Metastasis is the major cause of mortality from malignant tumors. Metastatic cancer cells spread to various organs via the vascular system (hematogenic metastasis) and/or the lymphatic system (lymphogenic metastasis). Compared with our understanding of a tumor’s vascular system, our understanding of its lymphatic system is minimal, although it has been known for some time that lymphatic vessels are present in the margins of animal and human tumors. Indeed, invasion of peritumor lymphatics is considered to be a poor prognostic factor for patients with some tumors (eg, breast, colorectal, and endometrial cancers), and lymphatic metastasis is a major cause of morbidity and mortality for others (eg, melanoma, head and neck, lung, and cervical cancers; www. uptodate. com). For nearly a century, it has been a hotly debated issue whether anatomically defined lymphatic vessels are present within solid tumors (1) and, if so, whether they function (2)(Fig. 1). However, the discovery of two lymphangiogenic molecules, vascular endothelial growth factor (VEGF)-C and VEGF-D, and their receptor VEGFR3 changed the landscape for lymphatic studies by providing the critical molecular players and tools (3). A series of recent reports (4–8) suggests that overexpression of VEGF-C or-D is associated with lymphangiogenesis in tumors and with increased lymphatic metastasis in mice. Despite the aforementioned studies (4–8), many questions remain regarding the molecular mechanisms of lymphangiogenesis, the specificity of growth factors and lymphatic markers, and the ability of lymphatics to function within tumors.

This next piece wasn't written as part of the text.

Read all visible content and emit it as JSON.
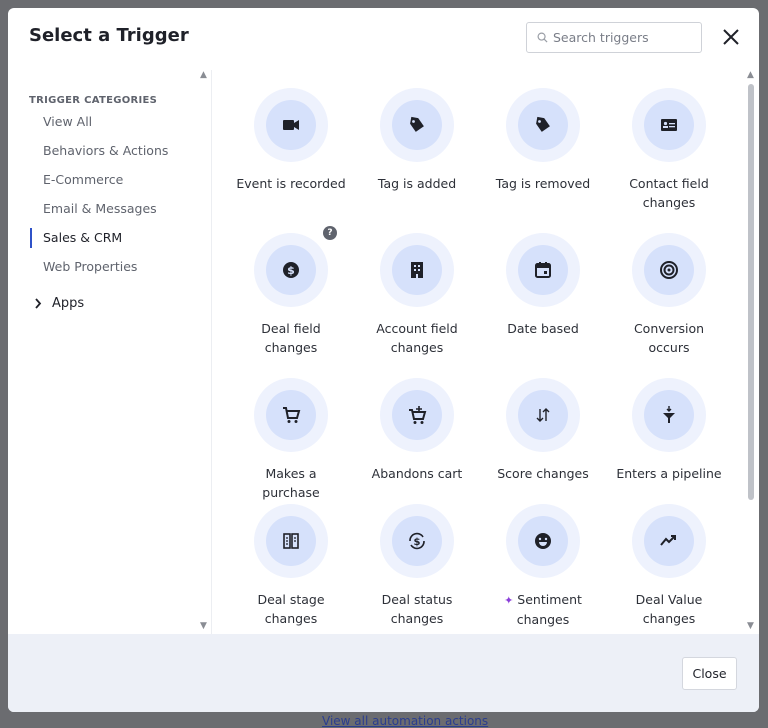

What molecular mechanisms are involved in lymphangiogenesis in tumors? VEGF-C or VEGF-D can induce lymphangiogenesis via the activation of signaling pathways through VEGFR3 on lymphatic endothelial cells (3) and are associated with lymphogenic metastasis in a variety of tumors (Table 1). However, they can also increase vascular angiogenesis (4, 8, 9) and increase distant metastasis in some tumors (5), indicating that they lack specificity for lymphatic vessels. Like vascular angiogenesis, other positive and negative regulators, such as angiopoietins (10), and other receptors, such as ß-chemokine receptor D6 and neuropilin-2 (11), may be involved in lymphangiogenesis, and mechanisms analogous to cooption, intussusception, sprouting, and vasculogenesis may operate in lymphatic growth (12). Similar to the recently discovered organ-specific angiogenic molecule (EG-VEGF)(13) and endothelial precursor cells (14), there may be organ-specific lymphangiogenic molecules and lymphatic endothelial precursor cells that contribute to tumor-associated lymphangiogenesis. Moreover, the proteolytic processing of lymphangiogenic molecules as well as the phenotype and function of the resulting lymphatics may depend not only on the tumor type but also on the host organ in which the tumor is growing (3, 8, 9).